Wyszły na zewnątrz i usiadły na murku.

,,no wiec tak..." ciężko odetchnęła ,,ja..ja- czekaj to zbyt trudne muszę zacząć od czegos innego"
Truskawka nic nie powiedziała tylko cały czas patrzyła się na jej przyjaciółkę.

,,co byś zrobiła gdybym...ehh.. gdybym opuściła klub..?" - wreszczie z siebie wydusiła i spojrzała niepewnie na Inez, którą zatkało. Ona wiedziała już o co jej chodzi.

,,pierdolisz..głupi żart tak?" - powiedziała truskawa podnosząc lekko głos.

,,odpowiedz na pytanie"

,,nie wiem, tez bym opuściła- " - chciała coś jeszcze dodać jednak Marta jej przerwała
,,cokolwiek nie zrobię, nie opuścisz klubu jasne?"

,,Czy ty chcesz nas zostawić?! Akurat gdy się układa?!"

,,Tak będzie lepiej..."

,,JAK LEPIEJ? CZY TY SIEBIE SŁYSZYSZ?! Marta do cholery jesteś liderką nie rób tego!" - krzyknęła teraz mocno wkurzona Inez. Zawsze brała wszystko bardzo do siebie tym bardziej sprawy związane z jej przyjaciółką.

,,nie mów tylko Emi prosze, nie chce żeby wiedziała"
- rzuciła krótko Marta po czym zostawiła samą Inez, która ledwo powstrzymuje płacz.

======TIME SKIP - NASTĘPNY DZIEŃ=======
Truskawkę obudziły dźwięki dość agresywnej kłótni. Wywlokła się z łóżka i spojrzała na godzinę - 8:24. Już prawie zapomniała o jej nieprzyjemnej pobudzce, ponieważ krzyki ucichły, jednak nagle rozległ się po całym domu dźwięk stłuczonego
szkła.

Biegiem zeszła na dół i to co zobaczyła to istne piekło. Marta, Ava, Malina i Ziemniak z walizkami, zapłakana Emilka klęcząca na ziemi, nieźle wkurwiona Zebra trzymająca stłuczony wazon oraz zdezorientowane klubowiczki, które wyglądają zza ściany bo boją się podejść.

,,c-co tu się dzieje?!" - krzyknęła Truskawka po czym wszystkie wzroki zostały skierowane na nią.
Nikt nie odpowiedział jedynie Emilka przybiegła i wtuliła się w Inez.

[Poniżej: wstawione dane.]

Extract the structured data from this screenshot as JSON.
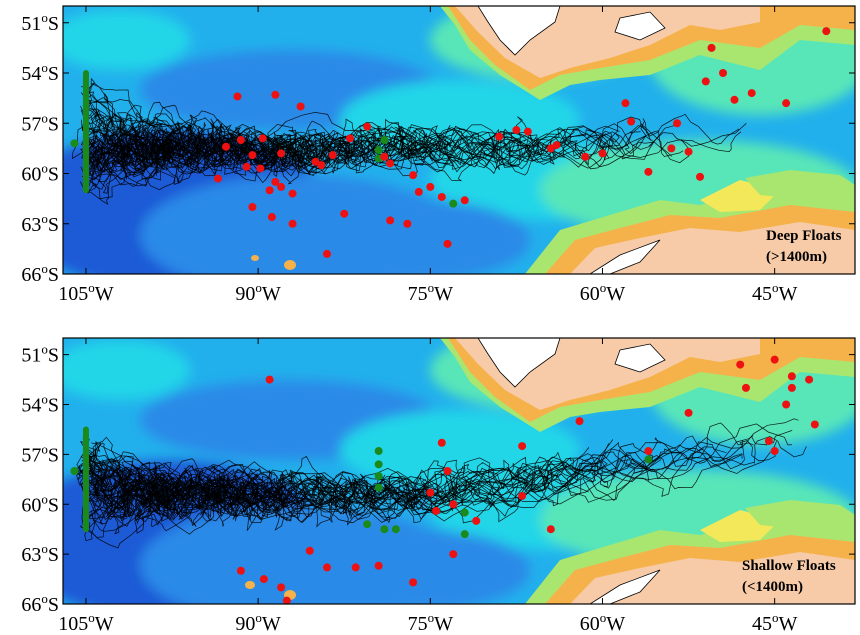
{
  "chart_data": [
    {
      "type": "map",
      "panel_label_line1": "Deep Floats",
      "panel_label_line2": "(>1400m)",
      "lon_range": [
        -107,
        -38
      ],
      "lat_range": [
        -66,
        -50
      ],
      "x_ticks": [
        {
          "lon": -105,
          "num": "105",
          "deg": "o",
          "hemi": "W"
        },
        {
          "lon": -90,
          "num": "90",
          "deg": "o",
          "hemi": "W"
        },
        {
          "lon": -75,
          "num": "75",
          "deg": "o",
          "hemi": "W"
        },
        {
          "lon": -60,
          "num": "60",
          "deg": "o",
          "hemi": "W"
        },
        {
          "lon": -45,
          "num": "45",
          "deg": "o",
          "hemi": "W"
        }
      ],
      "y_ticks": [
        {
          "lat": -51,
          "num": "51",
          "deg": "o",
          "hemi": "S"
        },
        {
          "lat": -54,
          "num": "54",
          "deg": "o",
          "hemi": "S"
        },
        {
          "lat": -57,
          "num": "57",
          "deg": "o",
          "hemi": "S"
        },
        {
          "lat": -60,
          "num": "60",
          "deg": "o",
          "hemi": "S"
        },
        {
          "lat": -63,
          "num": "63",
          "deg": "o",
          "hemi": "S"
        },
        {
          "lat": -66,
          "num": "66",
          "deg": "o",
          "hemi": "S"
        }
      ],
      "deployment_line": {
        "lon": -105,
        "lat_from": -61.0,
        "lat_to": -54.0,
        "color": "#1a8a1a"
      },
      "green_points": [
        [
          -106,
          -58.2
        ],
        [
          -79.5,
          -58.6
        ],
        [
          -79.5,
          -59.1
        ],
        [
          -73,
          -61.8
        ],
        [
          -79,
          -58.0
        ]
      ],
      "red_points": [
        [
          -91.8,
          -55.4
        ],
        [
          -88.5,
          -55.3
        ],
        [
          -86.3,
          -56.0
        ],
        [
          -92.8,
          -58.4
        ],
        [
          -91.5,
          -58.0
        ],
        [
          -90.5,
          -58.9
        ],
        [
          -91.0,
          -59.6
        ],
        [
          -93.5,
          -60.3
        ],
        [
          -89.6,
          -57.9
        ],
        [
          -88.0,
          -58.8
        ],
        [
          -89.8,
          -59.7
        ],
        [
          -89.0,
          -61.0
        ],
        [
          -88.5,
          -60.5
        ],
        [
          -88.0,
          -60.8
        ],
        [
          -87.0,
          -61.2
        ],
        [
          -90.5,
          -62.0
        ],
        [
          -88.8,
          -62.6
        ],
        [
          -87.0,
          -63.0
        ],
        [
          -83.5,
          -58.9
        ],
        [
          -85.0,
          -59.3
        ],
        [
          -84.5,
          -59.5
        ],
        [
          -82.0,
          -57.9
        ],
        [
          -80.5,
          -57.2
        ],
        [
          -82.5,
          -62.4
        ],
        [
          -84.0,
          -64.8
        ],
        [
          -79.0,
          -59.0
        ],
        [
          -78.5,
          -59.4
        ],
        [
          -76.5,
          -60.1
        ],
        [
          -75.0,
          -60.8
        ],
        [
          -74.0,
          -61.4
        ],
        [
          -72.0,
          -61.6
        ],
        [
          -76.0,
          -61.1
        ],
        [
          -78.5,
          -62.8
        ],
        [
          -77.0,
          -63.0
        ],
        [
          -73.5,
          -64.2
        ],
        [
          -69.0,
          -57.8
        ],
        [
          -67.5,
          -57.4
        ],
        [
          -66.5,
          -57.5
        ],
        [
          -64.5,
          -58.5
        ],
        [
          -64.0,
          -58.3
        ],
        [
          -61.5,
          -59.0
        ],
        [
          -60.0,
          -58.8
        ],
        [
          -58.0,
          -55.8
        ],
        [
          -57.5,
          -56.9
        ],
        [
          -56.0,
          -59.9
        ],
        [
          -54.0,
          -58.5
        ],
        [
          -53.5,
          -57.0
        ],
        [
          -52.5,
          -58.7
        ],
        [
          -51.5,
          -60.2
        ],
        [
          -48.5,
          -55.6
        ],
        [
          -47.0,
          -55.2
        ],
        [
          -51.0,
          -54.5
        ],
        [
          -50.5,
          -52.5
        ],
        [
          -49.5,
          -54.0
        ],
        [
          -44.0,
          -55.8
        ],
        [
          -40.5,
          -51.5
        ]
      ],
      "color_scale": [
        "#1a5ad6",
        "#2a8ae8",
        "#22b0ec",
        "#24d6e8",
        "#58e6b8",
        "#a8e670",
        "#f2e85a",
        "#f6b24a",
        "#f7caa8",
        "#ffffff"
      ]
    },
    {
      "type": "map",
      "panel_label_line1": "Shallow Floats",
      "panel_label_line2": "(<1400m)",
      "lon_range": [
        -107,
        -38
      ],
      "lat_range": [
        -66,
        -50
      ],
      "x_ticks": [
        {
          "lon": -105,
          "num": "105",
          "deg": "o",
          "hemi": "W"
        },
        {
          "lon": -90,
          "num": "90",
          "deg": "o",
          "hemi": "W"
        },
        {
          "lon": -75,
          "num": "75",
          "deg": "o",
          "hemi": "W"
        },
        {
          "lon": -60,
          "num": "60",
          "deg": "o",
          "hemi": "W"
        },
        {
          "lon": -45,
          "num": "45",
          "deg": "o",
          "hemi": "W"
        }
      ],
      "y_ticks": [
        {
          "lat": -51,
          "num": "51",
          "deg": "o",
          "hemi": "S"
        },
        {
          "lat": -54,
          "num": "54",
          "deg": "o",
          "hemi": "S"
        },
        {
          "lat": -57,
          "num": "57",
          "deg": "o",
          "hemi": "S"
        },
        {
          "lat": -60,
          "num": "60",
          "deg": "o",
          "hemi": "S"
        },
        {
          "lat": -63,
          "num": "63",
          "deg": "o",
          "hemi": "S"
        },
        {
          "lat": -66,
          "num": "66",
          "deg": "o",
          "hemi": "S"
        }
      ],
      "deployment_line": {
        "lon": -105,
        "lat_from": -61.5,
        "lat_to": -55.5,
        "color": "#1a8a1a"
      },
      "green_points": [
        [
          -106,
          -58.0
        ],
        [
          -79.5,
          -56.8
        ],
        [
          -79.5,
          -57.6
        ],
        [
          -79.5,
          -58.3
        ],
        [
          -79.5,
          -59.0
        ],
        [
          -80.5,
          -61.2
        ],
        [
          -79.0,
          -61.5
        ],
        [
          -78.0,
          -61.5
        ],
        [
          -72.0,
          -61.8
        ],
        [
          -72.0,
          -60.5
        ],
        [
          -56.0,
          -57.3
        ]
      ],
      "red_points": [
        [
          -89.0,
          -52.5
        ],
        [
          -91.5,
          -64.0
        ],
        [
          -89.5,
          -64.5
        ],
        [
          -88.0,
          -65.0
        ],
        [
          -87.5,
          -65.8
        ],
        [
          -85.5,
          -62.8
        ],
        [
          -84.0,
          -63.8
        ],
        [
          -81.5,
          -63.8
        ],
        [
          -79.5,
          -63.7
        ],
        [
          -76.5,
          -64.7
        ],
        [
          -73.0,
          -63.0
        ],
        [
          -71.0,
          -61.0
        ],
        [
          -73.0,
          -60.0
        ],
        [
          -74.5,
          -60.4
        ],
        [
          -75.0,
          -59.3
        ],
        [
          -73.5,
          -58.0
        ],
        [
          -74.0,
          -56.3
        ],
        [
          -67.0,
          -56.5
        ],
        [
          -67.0,
          -59.5
        ],
        [
          -64.5,
          -61.5
        ],
        [
          -62.0,
          -55.0
        ],
        [
          -56.0,
          -56.8
        ],
        [
          -52.5,
          -54.5
        ],
        [
          -48.0,
          -51.6
        ],
        [
          -45.0,
          -51.3
        ],
        [
          -43.5,
          -52.3
        ],
        [
          -42.0,
          -52.5
        ],
        [
          -43.5,
          -53.0
        ],
        [
          -44.0,
          -54.0
        ],
        [
          -45.5,
          -56.2
        ],
        [
          -45.0,
          -56.8
        ],
        [
          -41.5,
          -55.2
        ],
        [
          -47.5,
          -53.0
        ]
      ],
      "color_scale": [
        "#1a5ad6",
        "#2a8ae8",
        "#22b0ec",
        "#24d6e8",
        "#58e6b8",
        "#a8e670",
        "#f2e85a",
        "#f6b24a",
        "#f7caa8",
        "#ffffff"
      ]
    }
  ]
}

,,Hej...nie płacz, co tu się odwala może mi ktoś powiedzieć?"

,,One..one-" Emilka próbowała dokończyć jednak znów wybuchła płaczem

,,To my będziemy się zbierać" - rzuciła krótko Marta po czym chciała wyjść jednak Zebra ją zatrzymała.

,,Nie chce nic mówić ale jakbyście wróciły dopilnuje tego abyście nie miały już tak wysokiego stażu. Jakby serio...wy? Nie wiem co o tym myśleć ale wszyscy są zawiedzeni a Emi łatwo wam drugiej szansy nie da."
- powiedziała swoją krótka przemowę Zari ale nie dostała odpowiedzi. Dziewczyny opuściły dom bez słowa i nastała cisza, w której słuchać było tylko ciche szlochania właścicielki.

,,Jak one mogły nam to zrobić?" - odezwała się w końcu Misia.

,,nie wiem.. i jeszcze śmiały proponować sojusz, nic nie powiedziały wcześniej. Dosłownie dzisiaj rano nam to powiedziały i to jeszcze z takim spokojem jakby nie wiem czego oczekiwały" - wypowiedziała się Zari.

,,a już się układało..." - mruknęła Emilka siadając na kanapie.

,,ejj wybrniemy z tego, dałyśmy rade z Arabem i damy teraz, już nie przez takie rzeczy przechodziłyśmy" - powiedziała Inez siadając koło właścicielki.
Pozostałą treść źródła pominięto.